16. Another issue which arises for consideration before this Court is as to whether, this Court while exercising jurisdiction under Article 226 of the Constitution of India can ascertain and quantify the alleged damages and grant the monetary compensation of INR 60 Lakhs as prayed by the petitioner. The Division Bench of this Court in W.P. No.32164/2025 vide order dated 28.08.2025 has held as under:

          "This Court in exercise of power under Article 226 of the Constitution of India cannot adjudicate the quantum of damages, therefore, liberty is granted to petitioners that if so advised, then they may file a civil suit for recovery of damages. It is made clear that this liberty has been granted without adjudicating as to whether the university has committed any illegality or not. If the suit is filed, then the same shall be decided after considering the case of plaintiffs/petitioners as well as university/defendant."

          [Emphasis Supplied]

17. Similarly, the Co-ordinate Bench of this Court (Principal Seat at Jabalpur), vide order dated 06.11.2012 passed in W.P. No.5849/2002 has held as under:

          "The issue regarding ascertainment of damages is beyond the scope of this Court under Articles 226 and 227 of the Constitution of India. The issue regarding awarding or ascertaining the damages can only be quantified after adducing proper evidence in the event of instituting such a case before the appropriate court.

          In view of the aforesaid, the petition filed by the petitioners is disposed of with liberty to the petitioner to take up appropriate proceedings before the appropriate court, in case so advised."

18. Another Co-ordinate Bench of this Court at Indore, vide order dated 14.08.2024 in W.P. No.15877/2024 has held as under:

          "4. In so far as the relief of grant of compensation in the sum of Rs.50,00,000/- is concerned, the same cannot be awarded in a Writ Petition under Article 226 of the Constitution of India. The amount of damages, if any, can be ascertained only after leading of evidence and affording opportunity to the concerned parties in that regard and firstly upon recording of a finding that there has been any negligence on part of any of the respondents due to which the petitioner has suffered damages which can be compensated in terms of money.

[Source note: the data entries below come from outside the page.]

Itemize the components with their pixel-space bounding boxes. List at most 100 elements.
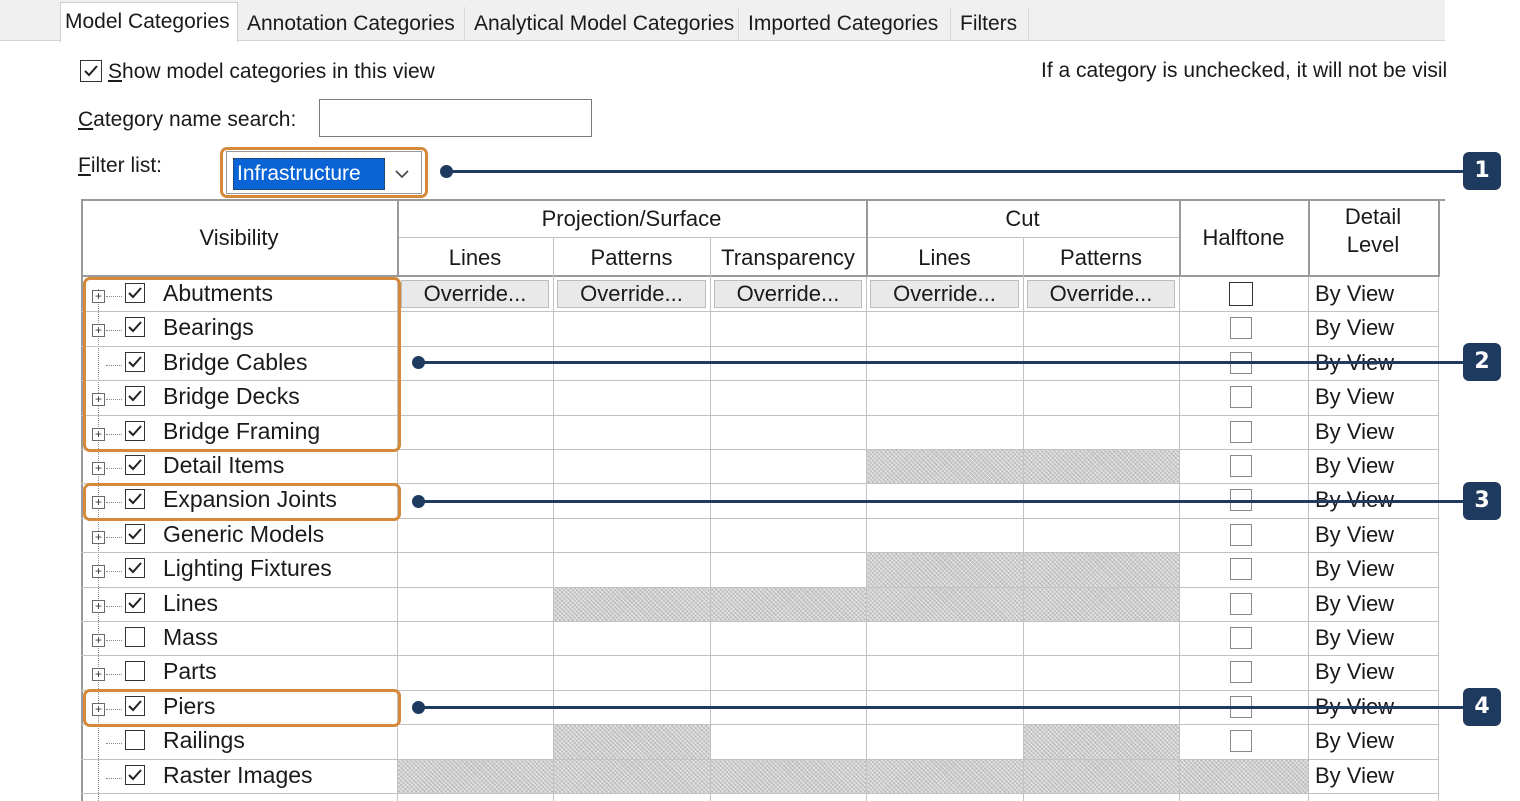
show-model-categories-checkbox[interactable] [80,60,102,82]
expand-icon[interactable]: + [92,324,105,338]
info-text: If a category is unchecked, it will not … [1041,59,1448,82]
expand-icon[interactable]: + [92,290,105,303]
row-divider [81,724,1438,726]
expand-icon[interactable]: + [92,668,105,682]
halftone-checkbox[interactable] [1230,455,1252,477]
category-visibility-checkbox[interactable] [125,592,145,613]
category-visibility-checkbox[interactable] [125,558,145,579]
category-visibility-checkbox[interactable] [125,420,145,441]
detail-level-value[interactable]: By View [1315,419,1394,445]
not-applicable-cell [1024,450,1179,484]
detail-level-value[interactable]: By View [1315,625,1394,651]
halftone-checkbox[interactable] [1230,592,1252,615]
halftone-checkbox[interactable] [1230,386,1252,409]
col-transparency: Transparency [721,245,855,270]
category-visibility-checkbox[interactable] [125,523,145,544]
body-col-border [1438,277,1439,801]
expand-icon[interactable]: + [92,702,105,716]
callout-badge-3: 3 [1463,482,1501,520]
detail-level-value[interactable]: By View [1315,315,1394,341]
override-button[interactable]: Override... [401,280,549,308]
expand-icon[interactable]: + [92,496,105,510]
not-applicable-cell [711,759,866,793]
callout-badge-2: 2 [1463,343,1501,381]
detail-level-value[interactable]: By View [1315,453,1394,479]
detail-level-value[interactable]: By View [1315,522,1394,548]
category-search-input[interactable] [319,99,592,137]
not-applicable-cell [398,759,553,793]
category-visibility-checkbox[interactable] [125,730,145,751]
row-divider [81,380,1438,382]
callout-line-1 [446,170,1464,173]
body-col-border [1023,277,1024,801]
not-applicable-cell [867,759,1023,793]
detail-level-value[interactable]: By View [1315,728,1394,754]
col-visibility[interactable]: Visibility [81,225,397,251]
category-name: Bridge Decks [163,383,300,410]
override-button[interactable]: Override... [870,280,1019,308]
detail-level-value[interactable]: By View [1315,591,1394,617]
tab-filters[interactable]: Filters [951,7,1029,41]
tree-connector [106,468,122,469]
tab-analytical-model-categories[interactable]: Analytical Model Categories [465,7,739,41]
expand-icon[interactable]: + [92,599,105,613]
category-visibility-checkbox[interactable] [125,351,145,372]
tab-imported-categories[interactable]: Imported Categories [739,7,951,41]
halftone-checkbox[interactable] [1230,558,1252,581]
override-button[interactable]: Override... [1027,280,1175,308]
halftone-checkbox[interactable] [1230,661,1252,684]
expand-icon[interactable]: + [92,530,105,544]
halftone-checkbox[interactable] [1230,523,1252,546]
not-applicable-cell [711,587,866,621]
detail-level-value[interactable]: By View [1315,384,1394,410]
expand-icon[interactable]: + [92,565,105,579]
halftone-checkbox[interactable] [1230,627,1252,649]
tree-connector [106,536,122,538]
expand-icon[interactable]: + [92,427,105,441]
override-button[interactable]: Override... [714,280,862,308]
category-visibility-checkbox[interactable] [125,764,145,785]
filter-list-value: Infrastructure [233,158,385,190]
category-visibility-checkbox[interactable] [125,661,145,682]
category-visibility-checkbox[interactable] [125,283,145,303]
row-divider [81,517,1438,519]
filter-list-label: Filter list: [78,154,163,177]
category-visibility-checkbox[interactable] [125,317,145,338]
category-visibility-checkbox[interactable] [125,627,145,647]
detail-level-value[interactable]: By View [1315,556,1394,582]
detail-level-value[interactable]: By View [1315,763,1394,789]
halftone-checkbox[interactable] [1230,730,1252,753]
tree-connector [106,433,122,435]
header-subcol-border [1023,237,1024,277]
category-visibility-checkbox[interactable] [125,489,145,510]
header-bottom-border [81,275,1438,277]
category-visibility-checkbox[interactable] [125,695,145,716]
category-name: Parts [163,658,217,685]
halftone-checkbox[interactable] [1229,282,1253,306]
tree-connector [106,743,122,745]
category-visibility-checkbox[interactable] [125,455,145,475]
header-col-border [1438,199,1440,277]
tree-connector [106,708,122,710]
expand-icon[interactable]: + [92,634,105,647]
detail-level-value[interactable]: By View [1315,659,1394,685]
chevron-down-icon [395,170,409,179]
category-visibility-checkbox[interactable] [125,386,145,407]
filter-list-dropdown[interactable]: Infrastructure [226,151,422,194]
tab-model-categories[interactable]: Model Categories [60,2,238,42]
not-applicable-cell [1024,587,1179,621]
expand-icon[interactable]: + [92,393,105,407]
halftone-checkbox[interactable] [1230,420,1252,443]
not-applicable-cell [1180,759,1308,793]
override-button[interactable]: Override... [557,280,706,308]
tab-annotation-categories[interactable]: Annotation Categories [238,7,465,41]
category-name: Bridge Framing [163,417,321,444]
row-divider [81,621,1438,622]
category-name: Generic Models [163,520,325,547]
halftone-checkbox[interactable] [1230,317,1252,340]
expand-icon[interactable]: + [92,462,105,475]
col-cut-patterns: Patterns [1060,245,1142,270]
detail-level-value[interactable]: By View [1315,281,1394,307]
row-divider [81,689,1438,691]
not-applicable-cell [554,725,710,759]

The appropriate remedy for the petitioner is hence not this petition but a duly constituted civil suit before the Civil Court."

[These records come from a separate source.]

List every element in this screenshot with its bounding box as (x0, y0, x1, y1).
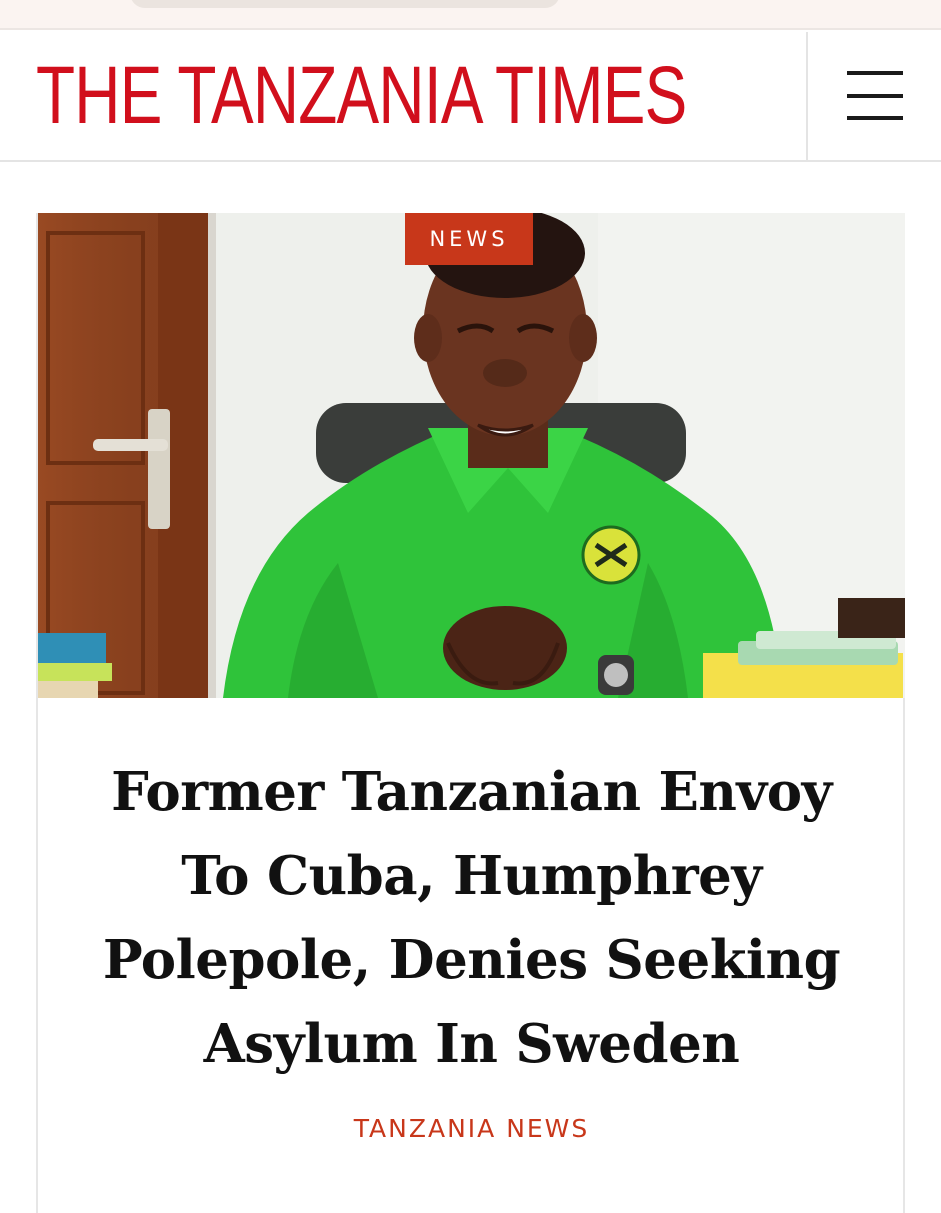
hamburger-menu-icon-bottom (847, 116, 903, 120)
address-bar[interactable] (130, 0, 560, 8)
hero-photo (38, 213, 905, 698)
article-card: NEWS Former Tanzanian Envoy To Cuba, Hum… (36, 213, 905, 1213)
hamburger-menu-icon-middle (847, 94, 903, 98)
article-hero-image[interactable]: NEWS (38, 213, 905, 698)
category-tag[interactable]: NEWS (405, 213, 533, 265)
menu-button[interactable] (808, 32, 941, 162)
site-header: THE TANZANIA TIMES (0, 32, 941, 162)
hamburger-menu-icon (847, 71, 903, 75)
section-link[interactable]: TANZANIA NEWS (38, 1114, 905, 1143)
site-logo[interactable]: THE TANZANIA TIMES (36, 54, 687, 138)
browser-address-strip (0, 0, 941, 30)
article-headline[interactable]: Former Tanzanian Envoy To Cuba, Humphrey… (78, 750, 865, 1086)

          [Emphasis Supplied]

19. It would thus be seen that the consistent view of the Division Bench as well as Co-ordinate Bench of this Court has been that adjudication and quantification of damages can be done only by leading evidence and upon recording of finding by the Civil Court.

20. Therefore, in the considered opinion of this Court, the determination of negligence in the present matter and quantification of damages would require examination of factual aspects, such as the precise location of barricades, availability of street lighting, the speed and manner of driving of the deceased, and whether contributory negligence was involved, along with other relevant factors which would be required to be duly proved for the purpose of quantification of damages of INR 60 Lakhs as claimed in the present petition. In view of the above, this Court is of the considered opinion that the claim raised by the petitioner involves adjudication of disputed questions of fact and which are required to be established before a competent civil court by leading appropriate evidence.

21. Accordingly, the present writ petition is declined to be entertained by this court and stands dismissed and disposed of. However, the petitioner is granted liberty to avail appropriate remedy before the competent civil court or any other forum available in law, if so desired. It is made clear that in case the petitioner files a civil suit, she would be entitled for the benefit of Section 14 of the Limitation Act, 1963 for the period spent by her in the instant proceedings before this Court and all the contentions raised in the present writ petition are kept open to be urged before such forum, and the same shall be decided on their own merits without being influenced by any observation made in this order.

22. With the aforesaid, the writ petition stands disposed of.

23. Pending application(s), if any, shall also stand disposed of.